Last year at this time I was training for Black Canyon 100K, and I did plenty of runs that didn’t have “adventure” written on them just to get my training time in. But it’s been a long and for me successful year, and with no races yet on the docket (damn that WSER lottery!) I don’t feel driven to train.
So I’ve decided to mix it up.
A lifetime ago, I practiced Iyengar yoga fairly religiously. But Mike and I moved, and. I never found a studio I felt really good about, and after the kids were born a home practice always felt impossible.
A few weeks ago, another soccer mom and I were talking and she told me about BUTI Glow yoga. As soon as I hear about it, I was in! And, of course, I talked a few other friends into joining me. BUTI yoga is a fusion of hot yoga, loud music, tribal dance, and plyometrics … and BUTI Glow yoga adds in the fun of a black light and glow-in-the-dark paint.
It was challenging, sweaty, and fun. I didn’t realize slamming my hands down on my yoga mat to the beat of music while glow-in-the-dark sweat droplets fell from my face would be so … well, satisfying!
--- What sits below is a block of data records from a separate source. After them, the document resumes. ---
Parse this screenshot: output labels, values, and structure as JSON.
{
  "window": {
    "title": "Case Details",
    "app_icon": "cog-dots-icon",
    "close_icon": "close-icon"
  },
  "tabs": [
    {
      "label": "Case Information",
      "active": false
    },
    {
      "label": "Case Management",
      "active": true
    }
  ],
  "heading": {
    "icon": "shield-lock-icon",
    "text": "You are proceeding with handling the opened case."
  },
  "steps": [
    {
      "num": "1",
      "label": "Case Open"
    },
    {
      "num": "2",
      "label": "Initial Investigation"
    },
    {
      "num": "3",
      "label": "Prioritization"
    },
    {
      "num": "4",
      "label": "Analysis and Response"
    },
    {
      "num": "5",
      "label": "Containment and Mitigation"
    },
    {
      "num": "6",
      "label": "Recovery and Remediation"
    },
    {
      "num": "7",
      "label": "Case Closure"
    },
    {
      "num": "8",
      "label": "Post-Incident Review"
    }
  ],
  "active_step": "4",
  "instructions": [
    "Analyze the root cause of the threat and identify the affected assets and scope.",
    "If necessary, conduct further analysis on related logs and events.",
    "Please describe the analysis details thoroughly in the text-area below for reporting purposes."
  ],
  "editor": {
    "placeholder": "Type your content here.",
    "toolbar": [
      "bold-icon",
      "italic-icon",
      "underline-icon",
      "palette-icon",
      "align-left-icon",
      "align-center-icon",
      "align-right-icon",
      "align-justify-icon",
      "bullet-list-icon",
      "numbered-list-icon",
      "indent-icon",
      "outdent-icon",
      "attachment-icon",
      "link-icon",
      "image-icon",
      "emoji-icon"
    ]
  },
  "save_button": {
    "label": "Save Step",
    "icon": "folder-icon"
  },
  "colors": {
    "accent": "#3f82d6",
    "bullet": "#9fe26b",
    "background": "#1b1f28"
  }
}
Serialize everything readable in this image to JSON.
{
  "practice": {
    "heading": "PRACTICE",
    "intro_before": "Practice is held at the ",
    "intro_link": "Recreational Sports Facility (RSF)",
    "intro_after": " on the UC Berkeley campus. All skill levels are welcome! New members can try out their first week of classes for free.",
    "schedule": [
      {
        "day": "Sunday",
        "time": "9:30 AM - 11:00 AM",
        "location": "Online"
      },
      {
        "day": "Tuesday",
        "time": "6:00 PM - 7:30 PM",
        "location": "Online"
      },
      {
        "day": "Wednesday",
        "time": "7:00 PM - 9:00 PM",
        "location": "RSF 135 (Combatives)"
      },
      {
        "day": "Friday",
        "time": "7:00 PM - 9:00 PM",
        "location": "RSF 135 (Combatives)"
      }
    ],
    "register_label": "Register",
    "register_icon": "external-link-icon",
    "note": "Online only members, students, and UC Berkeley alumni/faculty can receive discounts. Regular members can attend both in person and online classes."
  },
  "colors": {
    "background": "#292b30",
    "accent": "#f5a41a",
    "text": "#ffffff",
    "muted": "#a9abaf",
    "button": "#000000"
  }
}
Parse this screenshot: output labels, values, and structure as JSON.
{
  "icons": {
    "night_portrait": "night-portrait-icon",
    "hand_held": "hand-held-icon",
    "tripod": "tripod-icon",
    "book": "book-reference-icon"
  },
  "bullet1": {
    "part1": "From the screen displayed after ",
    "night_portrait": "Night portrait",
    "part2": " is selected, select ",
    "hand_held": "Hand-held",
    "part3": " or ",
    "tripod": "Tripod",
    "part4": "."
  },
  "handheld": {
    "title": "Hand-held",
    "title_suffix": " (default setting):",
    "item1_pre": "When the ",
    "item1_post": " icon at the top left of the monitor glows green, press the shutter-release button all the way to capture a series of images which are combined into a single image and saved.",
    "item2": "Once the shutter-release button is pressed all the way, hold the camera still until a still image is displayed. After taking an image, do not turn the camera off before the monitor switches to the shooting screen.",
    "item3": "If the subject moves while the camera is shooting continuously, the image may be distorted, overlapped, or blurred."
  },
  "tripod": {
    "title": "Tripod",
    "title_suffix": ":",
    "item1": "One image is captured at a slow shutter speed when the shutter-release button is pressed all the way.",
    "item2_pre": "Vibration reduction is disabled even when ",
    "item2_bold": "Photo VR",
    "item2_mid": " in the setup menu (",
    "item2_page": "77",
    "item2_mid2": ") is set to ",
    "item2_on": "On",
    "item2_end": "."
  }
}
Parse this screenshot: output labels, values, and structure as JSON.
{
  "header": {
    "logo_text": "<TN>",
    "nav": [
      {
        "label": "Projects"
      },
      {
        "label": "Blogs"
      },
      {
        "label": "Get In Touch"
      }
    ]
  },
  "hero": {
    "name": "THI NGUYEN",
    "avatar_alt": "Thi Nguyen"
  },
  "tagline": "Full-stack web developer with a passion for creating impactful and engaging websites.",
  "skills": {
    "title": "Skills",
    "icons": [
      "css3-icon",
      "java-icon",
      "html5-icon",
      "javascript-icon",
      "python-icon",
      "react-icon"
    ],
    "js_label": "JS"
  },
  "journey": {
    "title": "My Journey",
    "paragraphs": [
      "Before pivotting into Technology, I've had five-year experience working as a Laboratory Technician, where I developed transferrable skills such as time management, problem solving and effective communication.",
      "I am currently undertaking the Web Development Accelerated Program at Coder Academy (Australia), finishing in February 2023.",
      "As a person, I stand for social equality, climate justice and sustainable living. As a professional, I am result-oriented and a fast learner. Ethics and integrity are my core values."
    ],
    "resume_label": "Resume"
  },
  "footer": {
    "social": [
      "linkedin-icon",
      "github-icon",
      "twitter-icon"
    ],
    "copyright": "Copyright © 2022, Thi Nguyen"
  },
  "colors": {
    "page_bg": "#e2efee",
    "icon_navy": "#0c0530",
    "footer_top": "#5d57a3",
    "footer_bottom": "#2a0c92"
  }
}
And now I have a membership for a couple of months, and I’ve been back for 90-minute sessions of hot yoga. I tried hot yoga a few years ago, and I remember walking into the studio and thinking “Oh my gawd it’s hot!” However, after a couple of months of sauna training this fall as I prepared for Javelina, the hot yoga studio doesn’t really feel that hot anymore. But it does feel awfully nice when it’s cold and raining outside, and I’m finding a new focus as I practice the structured form of hatha yoga.
Old Places, New Trails
I’ve also been trying to hit new trails at old places. Last weekend my friend Christy needed a 20-mile run, so Sarah and I joined her to keep her company. She mapped out a route that included a new trail on one of our old standard routes, and all of a sudden that old standard felt brand new. And then it started snowing big, fat flakes. And then it felt like a grand adventure!
Another local runner recently ran in the same area, and he posted some pictures of an old mine that’s in the same area. I had no idea it was there, and for my next run in that area I’m planning to go exploring and check it out. I’ll have no time goals, no distance goals … just the goal of exploring.
Hiking … in New Ways
This week has been very cold but clear and sunny. On Monday Sarah and I went to yoga (see, it’s a thing all of a sudden). Afterward, as we headed to our cars, she asked me if I’d be up for a sunrise hike at Mt. Dickerman off the Mountain Loop Highway. I hiked there more than a decade ago, and I remembered that it was beautiful … but it was summertime, and I started in the daylight.
This time we hit the trail at 5 a.m. and we witnessed the forest at night, with snow and ice crystals looking like glitter in the light of our headlamps. We saw the thinnest of a sliver of the moon partnering with Venus over the dark silhouettes of the mountains.
And then the world turned salmon, and orange, and pink; the snow around us adopted the same hues as we sipped on hot chocolate and jumped up and down trying to stay warm. And we counted to thirty as the sun finally worked its way over the adjacent ridge line.
So What’s Next?
I don’t know! But I have a feeling that yes-itis will guide my season … I’m open to new places, or new trails in old places, and to new experiences that may or may not involve glow paint.
What do you do in the winter to mix it up?